Te fuiste con los zapatos puestos, Jiménez hasta el final. Así como auguraste que le va a pasar a mi madre cada vez que se exige trabajando hasta la extenuación. No lo dudo, abuelo, porque ambos sois de armas tomar.

Te escribo estas líneas, porque es lo que mejor sé hacer, juntar letras, y espero que puedas percibir la carga de sentimientos que llevan en cada una de ellas.

Cuando pienso en ti, abuelo, me río más que lloro o lloro riéndome, porque siempre tenías alguna frase con la que aliñar cualquier situación para minimizarla con gran sentido del humor. Siempre, siempre con la sonrisa en la boca. Salvo, eso sí, cuando castigabas con tu indiferencia lo que no te gustaba, que cualquiera te miraba a la cara entonces ¿verdad? 

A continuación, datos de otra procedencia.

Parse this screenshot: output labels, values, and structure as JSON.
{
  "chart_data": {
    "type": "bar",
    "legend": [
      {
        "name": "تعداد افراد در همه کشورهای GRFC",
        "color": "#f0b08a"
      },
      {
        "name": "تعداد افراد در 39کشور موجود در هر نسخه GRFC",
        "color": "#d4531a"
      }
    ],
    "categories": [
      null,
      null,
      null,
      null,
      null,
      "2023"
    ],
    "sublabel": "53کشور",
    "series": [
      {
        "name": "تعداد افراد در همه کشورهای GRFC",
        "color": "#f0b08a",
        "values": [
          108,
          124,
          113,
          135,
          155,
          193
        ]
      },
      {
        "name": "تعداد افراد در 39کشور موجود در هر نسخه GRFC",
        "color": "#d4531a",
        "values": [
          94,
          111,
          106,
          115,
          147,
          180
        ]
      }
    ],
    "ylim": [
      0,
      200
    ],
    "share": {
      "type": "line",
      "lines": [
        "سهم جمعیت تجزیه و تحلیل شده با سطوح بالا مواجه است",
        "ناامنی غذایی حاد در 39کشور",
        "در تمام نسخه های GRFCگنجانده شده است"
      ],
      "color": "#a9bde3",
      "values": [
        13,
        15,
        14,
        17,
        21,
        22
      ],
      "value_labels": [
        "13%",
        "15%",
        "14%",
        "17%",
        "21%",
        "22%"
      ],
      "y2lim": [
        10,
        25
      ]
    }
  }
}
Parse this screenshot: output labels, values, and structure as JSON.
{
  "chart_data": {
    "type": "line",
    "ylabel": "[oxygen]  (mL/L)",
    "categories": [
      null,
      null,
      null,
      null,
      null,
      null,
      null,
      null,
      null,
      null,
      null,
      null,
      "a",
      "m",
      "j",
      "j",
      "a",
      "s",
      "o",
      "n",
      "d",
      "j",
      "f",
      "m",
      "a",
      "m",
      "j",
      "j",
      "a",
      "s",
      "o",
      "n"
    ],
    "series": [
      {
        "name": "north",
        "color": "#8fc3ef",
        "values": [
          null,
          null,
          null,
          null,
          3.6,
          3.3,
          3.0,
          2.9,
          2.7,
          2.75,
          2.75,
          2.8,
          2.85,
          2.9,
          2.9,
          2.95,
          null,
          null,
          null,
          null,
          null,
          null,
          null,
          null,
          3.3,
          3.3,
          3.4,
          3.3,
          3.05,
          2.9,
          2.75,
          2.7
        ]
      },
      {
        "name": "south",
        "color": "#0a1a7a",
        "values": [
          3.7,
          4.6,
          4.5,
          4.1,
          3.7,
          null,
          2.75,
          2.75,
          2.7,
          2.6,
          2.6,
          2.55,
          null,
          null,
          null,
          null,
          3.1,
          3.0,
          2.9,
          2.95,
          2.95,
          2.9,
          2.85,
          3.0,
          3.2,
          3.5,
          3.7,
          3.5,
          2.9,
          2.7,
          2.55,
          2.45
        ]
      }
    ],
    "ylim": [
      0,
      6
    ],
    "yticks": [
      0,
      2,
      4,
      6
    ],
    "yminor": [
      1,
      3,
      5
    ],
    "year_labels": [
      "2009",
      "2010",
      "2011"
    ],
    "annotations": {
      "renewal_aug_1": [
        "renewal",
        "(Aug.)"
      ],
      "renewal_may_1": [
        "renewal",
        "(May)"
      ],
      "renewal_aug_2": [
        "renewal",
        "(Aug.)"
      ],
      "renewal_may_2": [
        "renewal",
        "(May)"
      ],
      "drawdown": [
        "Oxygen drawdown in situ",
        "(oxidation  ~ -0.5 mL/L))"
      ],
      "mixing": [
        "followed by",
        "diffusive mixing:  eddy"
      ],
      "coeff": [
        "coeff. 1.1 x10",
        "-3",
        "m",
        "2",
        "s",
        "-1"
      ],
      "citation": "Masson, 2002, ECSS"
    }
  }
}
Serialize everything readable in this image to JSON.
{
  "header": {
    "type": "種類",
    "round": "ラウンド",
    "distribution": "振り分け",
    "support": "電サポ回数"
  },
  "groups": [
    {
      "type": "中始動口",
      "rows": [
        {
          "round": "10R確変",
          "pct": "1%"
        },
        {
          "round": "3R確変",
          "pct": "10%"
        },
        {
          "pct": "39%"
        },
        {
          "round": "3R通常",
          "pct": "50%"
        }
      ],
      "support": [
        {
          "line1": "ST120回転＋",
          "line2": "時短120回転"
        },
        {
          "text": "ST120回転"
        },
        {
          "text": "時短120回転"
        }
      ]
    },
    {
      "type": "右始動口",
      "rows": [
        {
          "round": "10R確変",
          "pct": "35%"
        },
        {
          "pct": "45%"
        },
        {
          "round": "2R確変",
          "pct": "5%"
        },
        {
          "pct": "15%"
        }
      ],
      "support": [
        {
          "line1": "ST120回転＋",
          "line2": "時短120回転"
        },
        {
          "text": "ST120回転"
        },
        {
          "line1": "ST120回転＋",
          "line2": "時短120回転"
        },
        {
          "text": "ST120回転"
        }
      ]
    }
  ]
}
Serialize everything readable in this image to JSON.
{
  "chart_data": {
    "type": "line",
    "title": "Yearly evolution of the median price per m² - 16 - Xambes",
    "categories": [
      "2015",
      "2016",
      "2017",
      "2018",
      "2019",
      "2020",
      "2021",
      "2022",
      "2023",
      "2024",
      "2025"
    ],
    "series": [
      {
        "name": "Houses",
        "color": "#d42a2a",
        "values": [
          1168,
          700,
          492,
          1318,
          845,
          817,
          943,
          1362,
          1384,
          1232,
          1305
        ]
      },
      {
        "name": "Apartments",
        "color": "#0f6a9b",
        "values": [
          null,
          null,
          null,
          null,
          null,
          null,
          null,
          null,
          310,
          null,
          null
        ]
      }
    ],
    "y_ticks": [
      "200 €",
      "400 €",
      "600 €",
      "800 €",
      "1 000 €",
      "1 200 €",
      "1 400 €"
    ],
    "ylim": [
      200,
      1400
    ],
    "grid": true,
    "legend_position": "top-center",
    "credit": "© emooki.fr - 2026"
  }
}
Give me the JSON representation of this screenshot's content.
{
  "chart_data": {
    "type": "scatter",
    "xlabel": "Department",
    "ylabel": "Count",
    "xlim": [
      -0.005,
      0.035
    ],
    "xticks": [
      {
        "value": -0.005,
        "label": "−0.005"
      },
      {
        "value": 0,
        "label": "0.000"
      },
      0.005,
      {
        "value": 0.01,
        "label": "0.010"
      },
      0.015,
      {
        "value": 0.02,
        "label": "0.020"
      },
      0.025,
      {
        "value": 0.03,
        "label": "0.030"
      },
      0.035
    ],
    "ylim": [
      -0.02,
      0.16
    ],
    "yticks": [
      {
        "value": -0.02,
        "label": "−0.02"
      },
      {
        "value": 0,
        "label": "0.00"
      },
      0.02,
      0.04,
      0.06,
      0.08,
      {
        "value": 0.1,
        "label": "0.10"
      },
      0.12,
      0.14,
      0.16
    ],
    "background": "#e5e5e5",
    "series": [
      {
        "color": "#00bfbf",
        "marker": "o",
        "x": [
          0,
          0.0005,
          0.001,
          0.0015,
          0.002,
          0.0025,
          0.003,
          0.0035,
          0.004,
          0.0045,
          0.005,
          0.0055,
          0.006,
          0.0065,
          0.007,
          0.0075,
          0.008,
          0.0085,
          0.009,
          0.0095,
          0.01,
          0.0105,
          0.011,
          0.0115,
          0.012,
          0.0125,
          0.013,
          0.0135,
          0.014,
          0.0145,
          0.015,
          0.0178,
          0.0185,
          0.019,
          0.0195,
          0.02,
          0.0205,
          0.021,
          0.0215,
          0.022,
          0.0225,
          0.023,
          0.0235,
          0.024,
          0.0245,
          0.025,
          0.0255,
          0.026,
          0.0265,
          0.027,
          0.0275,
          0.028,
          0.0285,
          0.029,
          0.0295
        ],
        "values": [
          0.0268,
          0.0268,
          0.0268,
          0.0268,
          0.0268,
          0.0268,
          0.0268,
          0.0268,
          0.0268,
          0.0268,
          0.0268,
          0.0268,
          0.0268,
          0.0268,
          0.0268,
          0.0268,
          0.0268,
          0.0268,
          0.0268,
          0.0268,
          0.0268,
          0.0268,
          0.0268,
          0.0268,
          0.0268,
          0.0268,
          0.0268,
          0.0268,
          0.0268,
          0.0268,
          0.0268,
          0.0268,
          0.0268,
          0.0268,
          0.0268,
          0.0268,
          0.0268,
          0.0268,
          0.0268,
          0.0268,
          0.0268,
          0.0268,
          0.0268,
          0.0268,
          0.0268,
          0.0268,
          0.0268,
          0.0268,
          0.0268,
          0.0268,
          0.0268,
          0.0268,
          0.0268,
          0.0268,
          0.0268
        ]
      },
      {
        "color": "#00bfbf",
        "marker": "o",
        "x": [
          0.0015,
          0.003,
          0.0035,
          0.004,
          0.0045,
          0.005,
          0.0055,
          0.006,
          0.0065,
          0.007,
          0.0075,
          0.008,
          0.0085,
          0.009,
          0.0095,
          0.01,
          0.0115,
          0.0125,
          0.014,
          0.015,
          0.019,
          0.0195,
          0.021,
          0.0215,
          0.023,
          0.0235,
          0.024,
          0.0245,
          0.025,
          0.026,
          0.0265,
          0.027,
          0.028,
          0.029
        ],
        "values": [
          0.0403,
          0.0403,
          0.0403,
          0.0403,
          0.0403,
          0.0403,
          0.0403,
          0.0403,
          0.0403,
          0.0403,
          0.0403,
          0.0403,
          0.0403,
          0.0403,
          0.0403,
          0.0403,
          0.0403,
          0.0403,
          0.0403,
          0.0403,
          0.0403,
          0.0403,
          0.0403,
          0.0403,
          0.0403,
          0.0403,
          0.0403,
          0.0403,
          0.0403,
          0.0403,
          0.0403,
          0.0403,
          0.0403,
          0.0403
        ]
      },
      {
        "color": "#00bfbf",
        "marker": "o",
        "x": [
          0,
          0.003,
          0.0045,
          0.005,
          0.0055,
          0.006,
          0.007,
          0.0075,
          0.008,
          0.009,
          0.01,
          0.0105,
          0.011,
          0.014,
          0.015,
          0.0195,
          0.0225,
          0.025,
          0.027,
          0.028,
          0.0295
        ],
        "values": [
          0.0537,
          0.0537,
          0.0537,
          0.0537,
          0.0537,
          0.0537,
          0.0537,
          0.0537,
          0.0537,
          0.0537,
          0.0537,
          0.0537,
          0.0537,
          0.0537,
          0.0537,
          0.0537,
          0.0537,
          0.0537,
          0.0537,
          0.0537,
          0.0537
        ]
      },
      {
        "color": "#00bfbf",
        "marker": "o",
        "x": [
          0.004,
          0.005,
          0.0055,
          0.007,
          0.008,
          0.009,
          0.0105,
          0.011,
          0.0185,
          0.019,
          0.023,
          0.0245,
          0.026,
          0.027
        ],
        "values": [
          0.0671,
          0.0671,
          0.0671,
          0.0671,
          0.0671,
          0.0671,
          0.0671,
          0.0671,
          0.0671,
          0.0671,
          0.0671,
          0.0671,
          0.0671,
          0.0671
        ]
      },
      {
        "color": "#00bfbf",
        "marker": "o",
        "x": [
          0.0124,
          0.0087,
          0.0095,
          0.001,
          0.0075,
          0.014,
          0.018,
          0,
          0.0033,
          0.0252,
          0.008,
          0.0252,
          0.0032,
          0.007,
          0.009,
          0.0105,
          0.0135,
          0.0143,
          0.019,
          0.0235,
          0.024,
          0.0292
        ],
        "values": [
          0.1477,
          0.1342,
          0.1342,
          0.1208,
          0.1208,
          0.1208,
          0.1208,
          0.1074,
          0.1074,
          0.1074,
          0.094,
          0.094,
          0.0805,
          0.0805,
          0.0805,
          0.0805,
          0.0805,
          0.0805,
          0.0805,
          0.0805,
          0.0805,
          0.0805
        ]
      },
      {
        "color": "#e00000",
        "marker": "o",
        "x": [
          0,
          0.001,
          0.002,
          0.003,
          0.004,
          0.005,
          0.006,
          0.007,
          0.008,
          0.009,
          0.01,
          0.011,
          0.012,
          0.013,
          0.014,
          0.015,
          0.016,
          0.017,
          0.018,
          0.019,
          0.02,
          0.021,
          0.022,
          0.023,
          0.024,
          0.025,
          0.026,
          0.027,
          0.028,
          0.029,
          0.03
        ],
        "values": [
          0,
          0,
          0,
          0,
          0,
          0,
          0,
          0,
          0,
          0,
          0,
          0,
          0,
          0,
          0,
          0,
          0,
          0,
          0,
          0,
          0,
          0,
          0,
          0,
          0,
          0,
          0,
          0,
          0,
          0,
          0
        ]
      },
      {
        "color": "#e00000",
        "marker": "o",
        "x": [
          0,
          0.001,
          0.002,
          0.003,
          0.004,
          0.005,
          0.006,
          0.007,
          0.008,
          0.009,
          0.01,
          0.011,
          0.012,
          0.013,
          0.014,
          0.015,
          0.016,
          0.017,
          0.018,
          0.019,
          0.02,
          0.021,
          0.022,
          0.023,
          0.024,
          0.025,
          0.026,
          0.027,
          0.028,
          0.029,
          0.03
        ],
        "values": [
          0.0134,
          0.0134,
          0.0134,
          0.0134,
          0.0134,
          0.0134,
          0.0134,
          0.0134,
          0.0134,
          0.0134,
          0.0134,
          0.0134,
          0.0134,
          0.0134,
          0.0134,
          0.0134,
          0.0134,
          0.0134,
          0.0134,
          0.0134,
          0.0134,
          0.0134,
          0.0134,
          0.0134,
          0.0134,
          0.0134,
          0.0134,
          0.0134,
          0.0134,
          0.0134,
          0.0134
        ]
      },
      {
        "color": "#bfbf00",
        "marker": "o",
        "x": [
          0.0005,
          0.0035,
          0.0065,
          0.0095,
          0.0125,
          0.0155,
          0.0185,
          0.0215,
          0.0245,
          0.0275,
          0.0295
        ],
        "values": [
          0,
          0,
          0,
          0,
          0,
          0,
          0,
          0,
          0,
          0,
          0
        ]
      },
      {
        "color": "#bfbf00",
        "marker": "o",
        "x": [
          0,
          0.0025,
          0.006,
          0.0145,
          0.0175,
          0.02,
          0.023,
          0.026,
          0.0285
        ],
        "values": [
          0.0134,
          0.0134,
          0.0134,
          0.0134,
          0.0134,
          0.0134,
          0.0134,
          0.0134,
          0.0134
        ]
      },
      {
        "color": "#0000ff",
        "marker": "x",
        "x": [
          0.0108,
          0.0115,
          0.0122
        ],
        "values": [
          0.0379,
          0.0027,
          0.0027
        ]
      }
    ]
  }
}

Tu pragmatismo era tal, que tenías asumido un final sorpresivo para el que te preparaste y nos preparaste, aunque nunca sea suficiente. 

“Si me pasa algo en vez de daros una tupa de llorar, iros a comer todos juntos a la salud de mi vida”, era el prefacio de un sobre con dinero suficiente para que la gran familia que formaste a partir de tus cinco hijos y la que criaste asumiendo el papel de padre y cabeza de familia de tus cinco hermanos nos reuniéramos en tu honor tras darte tierra. Así lo hicimos, abuelo.

Un día me sorprendiste en una de esas largas conversaciones en el salón de tu casa reflexionando sobre “¿cómo es posible de que no se dieran cuenta de que la Tierra es redonda hasta el descubrimiento de América, si yo cuando me sentaba y veía los rebaños andar veía perfectamente como desaparecían poco a poco?”. Se me pusieron los ojos como platos cuando empecé a conversar sobre astrofísica e historia con una persona de entonces 80 años, con preguntas interesantes que otras mucho más jóvenes ni se plantean. Y es que, como bien siempre nos has recordado, “tú estudia, que el saber no ocupa lugar”. Cómo te hubiera gustado tener esa oportunidad, estoy segura de ello.

Al otro lado de la Tierra, esa tan obviamente redonda, estaba yo ese 18 de mayo. ¡Qué angustia pasé hasta poder llegar a despedir tu cuerpo ya inerte!

Yo soy la nieta mayor y la madre de tu bisnieta nacida, ya que te aguardan dos pequeños bisnietos en camino. Tengo el honor de ser la nieta que ha compartido contigo más años y de haber dado el nombre de tu madre a mi hija. Tengo el honor de haber compartido contigo la última vez que disfrutaste del lugar del que tanto te costó partir, el pueblo, donde pudiste ir por última vez de pesca y jugar con tus amigos la última partida a las cartas.

Tengo tantos recuerdos, abuelo, que se agolpan las teclas del ordenador: las reuniones de Navidad, tus montañas de turrones, las visitas al cebadero, las matanzas, las recogidas de aceitunas, las Candelas, las procesiones, encontrarte al otro lado de la plaza de toros en septiembre, cuando subías con la abuela a la plaza los días de verbena, tu gorra, el olor a la pesca cuando venías del pantano, el ruido de la trasera cuando llegabas o te ibas en tu coche, tus gestos, tu “qué bonita es la mi niña” que le gritabas a mi hija cada vez que te hacía una gracia. 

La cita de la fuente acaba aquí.